Buoyant meat prices should have farmers smiling but the relentless anti-farming pressure from political groups and the Government is depressing.
A campaign was waged in Southland against farmers and their winter grazing by Greenpeace and activists. One activist was rewarded for his harassment of stressed farmers by Ag Minister Damien O’Connor who appointed him to a winter grazing taskforce.
Given the systematic way Environment Minister David Parker is undermining farming it is easy to forget he is also the Trade Minister.
It is the likes of the Government’s Zero Carbon Bill and freshwater proposals which are the most serious concern to farmers.
A carrot is far more beneficial than the heavy-handed stick approach of levies and blanket legislation. This was highlighted in the past three issues of Country-Wide during our series on carbon forestry. Thanks to generous Government payments for carbon credits, blanket plantings of pines are gobbling up sheep country with the latest figure now estimated to be at least 30,000 hectares gone or going into trees. The series concluded the answer was not paying out generous subsidies for trees, not levying farmers at processors but selling New Zealand farmers’ ability to produce low-carbon-emission meat. Don’t tax farmers for methane but reward them, as many are carbon neutral or even negative.

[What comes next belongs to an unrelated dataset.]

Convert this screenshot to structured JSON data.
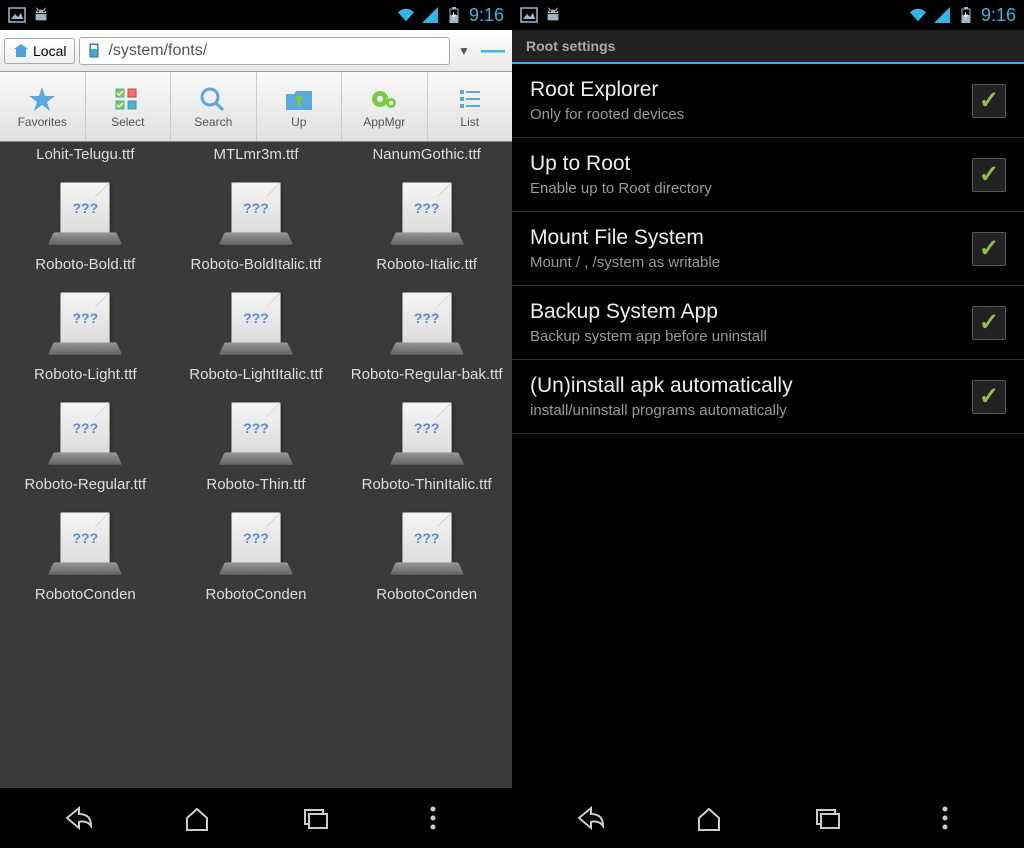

The proposed blanket national water standards are a slap in the face to the farmers, regional council staff and groups who worked hard on local management plans. Instead of being grassroots driven it has now become heavy-handed, ideologically driven legislation from Wellington. Given the short timeframe allowed for submissions it seems the Government has already made up its mind and the consultation is a charade.
Wairarapa farm consultant Chris Garland, on behalf of his company BakerAg, wrote an open letter to the Government highlighting how its environmental policies were undermining farmers’ mental health and well-being, that farmer morale is as low as under Rogernomics in the late 80s.
I made a submission on the Zero Carbon Bill to support farmers and chose to speak to the select committee when it was in town recently. It was an eye-opener listening to extreme views against pastoral farming, long on ideology, short on reality.
We can’t leave farmers to fight these battles alone. We must support them by making submissions and speaking out like Garland did.
As Albert Einstein said, “Those with the privilege to know have the duty to act.”